After just a few weeks I began to take many of the restrictions for granted and settled into the ROUTINE. The rhythm of life is locked into institutional routines, narrowing my attention to the present moment. The count is steadily chipping away at my peace of mine. I avoid thoughts of the future, except as a source of fantasies; and thoughts of the past are limited to some of its happier moments. Many of the rules have changed since I was here last time. I feel like such a fool sometimes, not knowing where I stand. Stripped of my usual mates, I try to cultivate new ones here, but they are twisted souls for the most part.
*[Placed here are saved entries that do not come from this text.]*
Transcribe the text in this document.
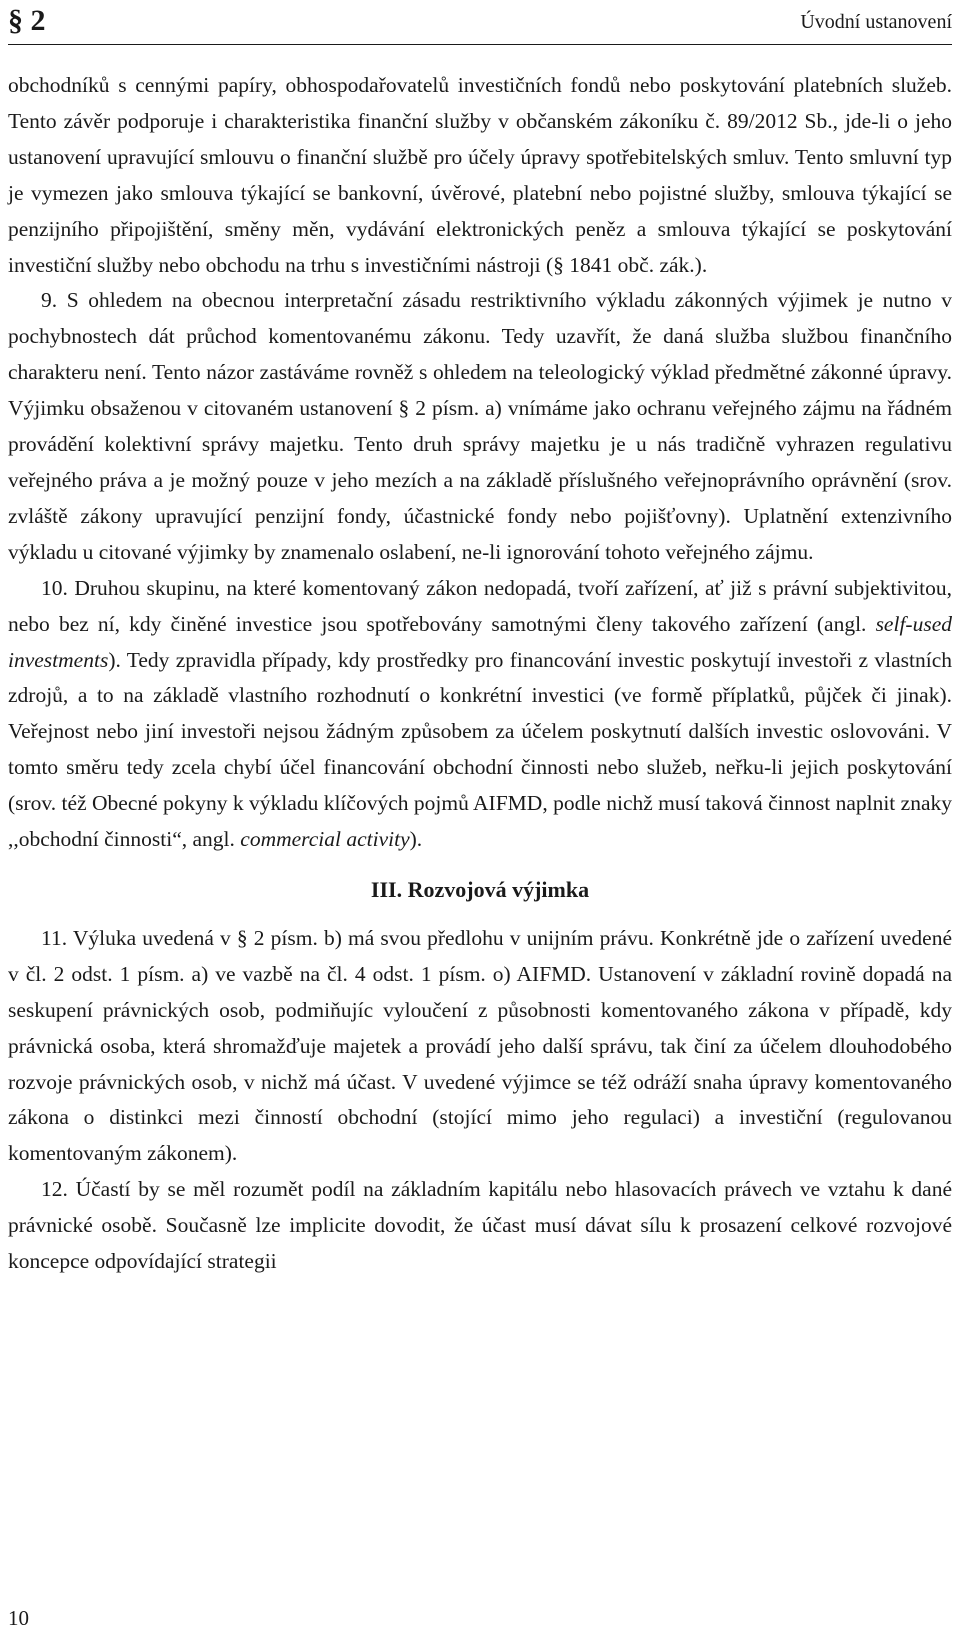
§ 2	Úvodní ustanovení

obchodníků s cennými papíry, obhospodařovatelů investičních fondů nebo poskytování platebních služeb. Tento závěr podporuje i charakteristika finanční služby v občanském zákoníku č. 89/2012 Sb., jde-li o jeho ustanovení upravující smlouvu o finanční službě pro účely úpravy spotřebitelských smluv. Tento smluvní typ je vymezen jako smlouva týkající se bankovní, úvěrové, platební nebo pojistné služby, smlouva týkající se penzijního připojištění, směny měn, vydávání elektronických peněz a smlouva týkající se poskytování investiční služby nebo obchodu na trhu s investičními nástroji (§ 1841 obč. zák.).

9. S ohledem na obecnou interpretační zásadu restriktivního výkladu zákonných výjimek je nutno v pochybnostech dát průchod komentovanému zákonu. Tedy uzavřít, že daná služba službou finančního charakteru není. Tento názor zastáváme rovněž s ohledem na teleologický výklad předmětné zákonné úpravy. Výjimku obsaženou v citovaném ustanovení § 2 písm. a) vnímáme jako ochranu veřejného zájmu na řádném provádění kolektivní správy majetku. Tento druh správy majetku je u nás tradičně vyhrazen regulativu veřejného práva a je možný pouze v jeho mezích a na základě příslušného veřejnoprávního oprávnění (srov. zvláště zákony upravující penzijní fondy, účastnické fondy nebo pojišťovny). Uplatnění extenzivního výkladu u citované výjimky by znamenalo oslabení, ne-li ignorování tohoto veřejného zájmu.

10. Druhou skupinu, na které komentovaný zákon nedopadá, tvoří zařízení, ať již s právní subjektivitou, nebo bez ní, kdy činěné investice jsou spotřebovány samotnými členy takového zařízení (angl. self-used investments). Tedy zpravidla případy, kdy prostředky pro financování investic poskytují investoři z vlastních zdrojů, a to na základě vlastního rozhodnutí o konkrétní investici (ve formě příplatků, půjček či jinak). Veřejnost nebo jiní investoři nejsou žádným způsobem za účelem poskytnutí dalších investic oslovováni. V tomto směru tedy zcela chybí účel financování obchodní činnosti nebo služeb, neřku-li jejich poskytování (srov. též Obecné pokyny k výkladu klíčových pojmů AIFMD, podle nichž musí taková činnost naplnit znaky ,,obchodní činnosti“, angl. commercial activity).

III. Rozvojová výjimka

11. Výluka uvedená v § 2 písm. b) má svou předlohu v unijním právu. Konkrétně jde o zařízení uvedené v čl. 2 odst. 1 písm. a) ve vazbě na čl. 4 odst. 1 písm. o) AIFMD. Ustanovení v základní rovině dopadá na seskupení právnických osob, podmiňujíc vyloučení z působnosti komentovaného zákona v případě, kdy právnická osoba, která shromažďuje majetek a provádí jeho další správu, tak činí za účelem dlouhodobého rozvoje právnických osob, v nichž má účast. V uvedené výjimce se též odráží snaha úpravy komentovaného zákona o distinkci mezi činností obchodní (stojící mimo jeho regulaci) a investiční (regulovanou komentovaným zákonem).

12. Účastí by se měl rozumět podíl na základním kapitálu nebo hlasovacích právech ve vztahu k dané právnické osobě. Současně lze implicite dovodit, že účast musí dávat sílu k prosazení celkové rozvojové koncepce odpovídající strategii

10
The good ones are suddenly transferred and moved, it’s out of my control.
How can I avoid the entanglements, obligations and conflicts, adopting a solitary lifestyle, after being such a social animal on the outside? The old inmates are socially self-contained, hardened for psychological survival, they manage to cope, but the cost is considerable.
I rebel with a sinking sensation in my stomach when I’m told what to do, so staying out of trouble is a constant struggle with these motherfuckers. The screws are mean and uncaring, my grievances are genuine, but ignored by my Team. The self-improvement programs are ineffective given the negative environment, negative emotions, negative vibrations trapped and swirling inside this drainpipe. Chronic problems remain chronic. If anything, there is a decrease in pressure to change, a reinforcements of bad habits and attitudes. The peer pressure resembles that of a suburban junior high.
If anything, coping and adaptation is more difficult the second time. Jumpstreet. Is jail my alternative lifestyle? I hate conforming with these lowlifes. Most importantly, confidentially I believe that I am going mad. My altered state come without the use of drugs. My imagination is running wild, it’s the only thing that can. Paradoxically, one does not thing of prison as a place where problems can be escaped. I wake up in a good mood in the morning and imagine that I am in a cheap hotel while on a foreign holiday. But when I see the missing toilet seat and realize it’s not a bidet, I come down for the rest of the day.
Remember driving through a twisting winding road at high speed and how fast your synapses popped and made your muscles react so you didn’t even have to think of how to drive? There is a cosmic number- 30,000. Your mechanical being is that much faster than your mind. But furthermore your emotions are 30,000 times faster than that fast driving thing. The shiver up your spine is a clue. The emotions drive our imaginations like rocket fuel and it can be truly ugly when it careens out of control.
Most of the inmates are using reactive solutions to cope with problems. Or with a teensy bit of forethought, they can anticipate trouble using avoidance techniques. Or in the put-a-patch-on-it worldview, palliative schemes, like excuses or apologies that offer no cure to the real problem. These are low-level coping, common inside and out.
Inner dialogue is only a start toward self-knowledge. Re-evaluation of myself has filled the endless winters. I am gaining the skill to control my thoughts. It’s having just a small beneficial effect on my emotional life. But the mind can play tricks on you.
A new scheme involves persistent, though largely ineffectual runs at consciousness. Still I have been sleepwalking for 99% of my waking hours. It takes considerable energy to phase in. Daydreaming and self-analysis does nothing to help my future. It’s time to wake up, wake up, wake up. Say it over and over, pay attention to Square business.
So, I go downstairs and bowl until I’m so tired my mind turns off. That is when I feel closest to the something that is glorious and infinite.